This poem, ‘Passive Voice‘ by Laura Da’, jumped out at me the other morning when I soothed myself with poetry after the morning engagement with the news. The poem attached itself to thoughts about the acceptance and refusal of responsibility; thoughts of “transparency” and accountability, and obfuscation. I wonder if it will strike a chord with you too?

It’s not a poem that demands much unpacking. It is understated, spare, simple and powerful, taking us all the way from the quiet order of intellect and the classroom to the ‘riveted bramble’ and horror evoked in the final stanzas. The imagery in that last stanza is most disturbing; but there’s still a question as to whether those ‘stripped hands’ will reach those ‘young red tongues’? After all, the ‘smirmish…. hostilities… raz[ing]’ are evidenced only by the ‘byway’s historical marker’ (what a wonderful use of detail, to make it a ‘byway’, not just a road: so economical). There’s something poignant about the poem’s hope that the students may ‘recollect’.

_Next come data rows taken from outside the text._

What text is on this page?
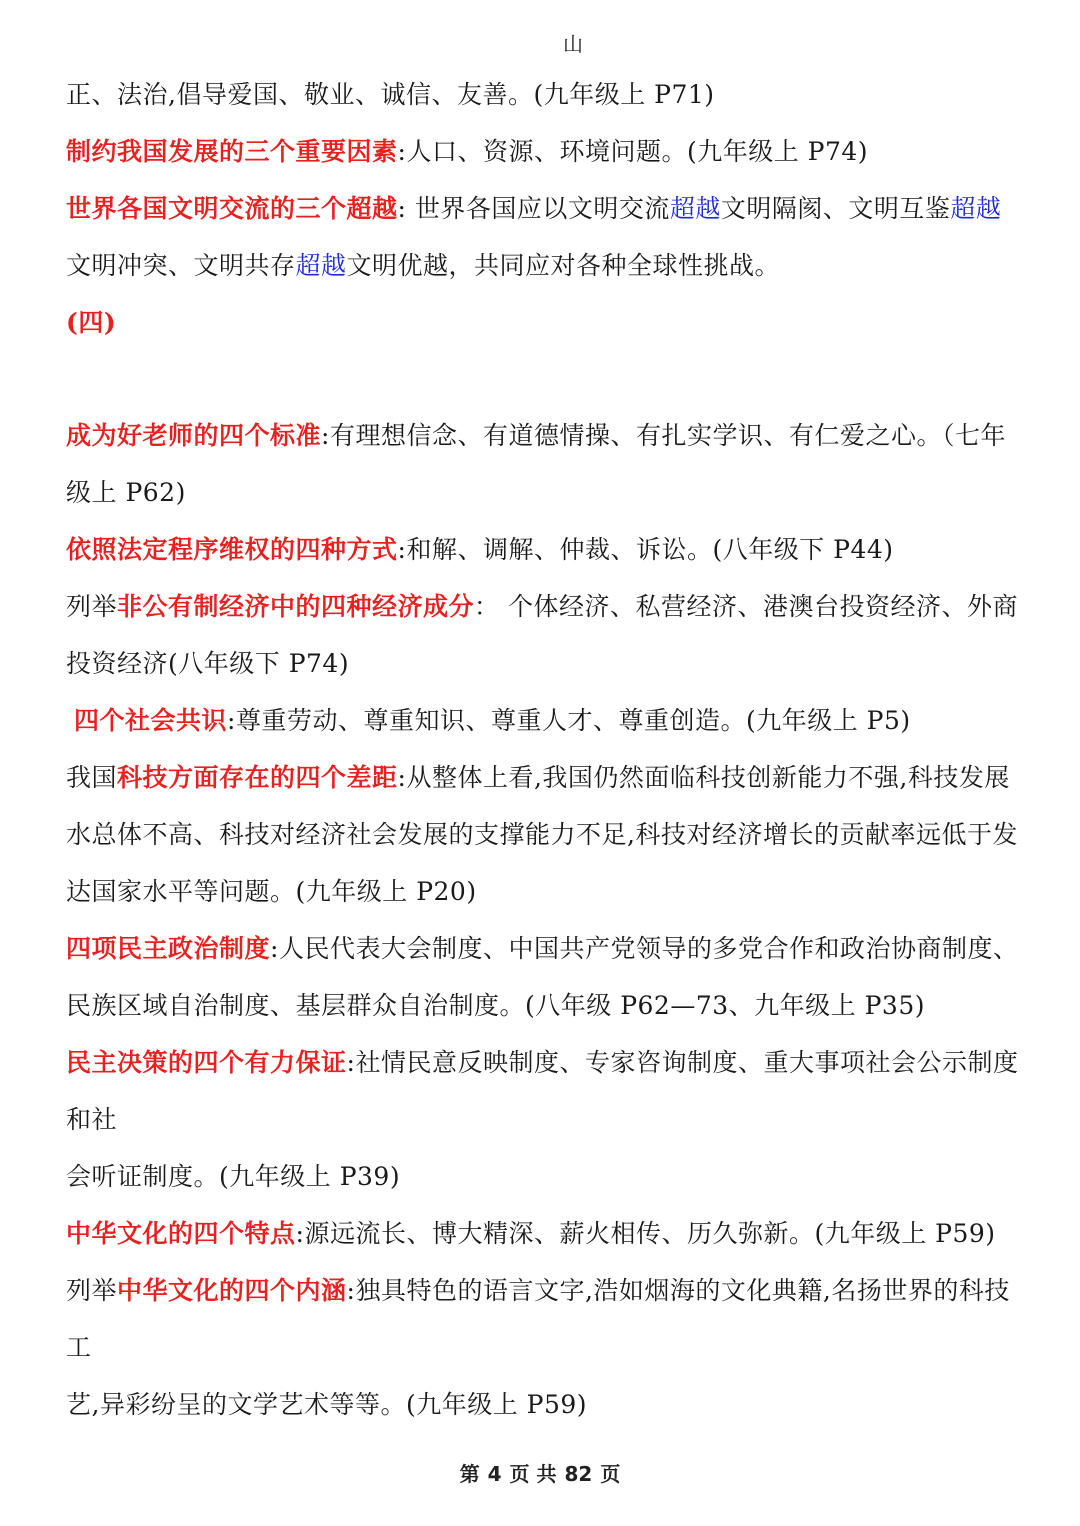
山
正、法治,倡导爱国、敬业、诚信、友善。(九年级上 P71)
制约我国发展的三个重要因素:人口、资源、环境问题。(九年级上 P74)
世界各国文明交流的三个超越: 世界各国应以文明交流超越文明隔阂、文明互鉴超越
文明冲突、文明共存超越文明优越，共同应对各种全球性挑战。
(四)
成为好老师的四个标准:有理想信念、有道德情操、有扎实学识、有仁爱之心。（七年
级上 P62)
依照法定程序维权的四种方式:和解、调解、仲裁、诉讼。(八年级下 P44)
列举非公有制经济中的四种经济成分： 个体经济、私营经济、港澳台投资经济、外商
投资经济(八年级下 P74)
四个社会共识:尊重劳动、尊重知识、尊重人才、尊重创造。(九年级上 P5)
我国科技方面存在的四个差距:从整体上看,我国仍然面临科技创新能力不强,科技发展
水总体不高、科技对经济社会发展的支撑能力不足,科技对经济增长的贡献率远低于发
达国家水平等问题。(九年级上 P20)
四项民主政治制度:人民代表大会制度、中国共产党领导的多党合作和政治协商制度、
民族区域自治制度、基层群众自治制度。(八年级 P62—73、九年级上 P35)
民主决策的四个有力保证:社情民意反映制度、专家咨询制度、重大事项社会公示制度
和社
会听证制度。(九年级上 P39)
中华文化的四个特点:源远流长、博大精深、薪火相传、历久弥新。(九年级上 P59)
列举中华文化的四个内涵:独具特色的语言文字,浩如烟海的文化典籍,名扬世界的科技
工
艺,异彩纷呈的文学艺术等等。(九年级上 P59)
第 4 页 共 82 页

All well as making its point about how the passive voice is one way of avoiding taking responsibility (something which feels resonant at the moment!; “mistakes may have been made in the handling of the pandemic….”), the poem reminds us of the difference between report and lived reality. Thinking about that gap took me (no prizes for guessing!) to Middlemarch, and what Eliot calls ‘the roar on the other side of silence’. She notes how ‘that element of tragedy which lies in the very fact of frequency, has not yet wrought itself into the coarse emotion of mankind; and perhaps our frames could hardly bear much of it. If we had a keen vision and feeling of all ordinary human life, it would be like hearing the grass grow and the squirrel’s heart beat, and we should die of that roar which lies on the other side of silence. As it is, the quickest of us walk about well wadded with stupidity.’ I love Eliot’s understanding that sometimes it’s the sheer volume of the bad news—’the very fact of frequency’—which makes it unbearable to stay responsive to all of it, and her acceptance that even the ‘quickest’, most alert and compassionate of us may need ‘wadding’ or protection (I think of those eye-clamps used on Alex in A Clockwork Orange….). At the same time Eliot is pointing out that even an ‘ordinary human life’ involves a lot of ‘roar’. It’s hard being a person at the best of times, and we’re not exactly inhabiting those…

I know a lot of people who rationing their consumption of news lest they ‘die of that roar’; of others, too, who are transfixed by horror and cannot look away. I guess we’re all making decisions about how much we can stand at the moment: what we can cope with, what we have to shut out. It feels like a time which proves the truth of what that other Eliot said: that ‘humankind cannot bear very much reality’.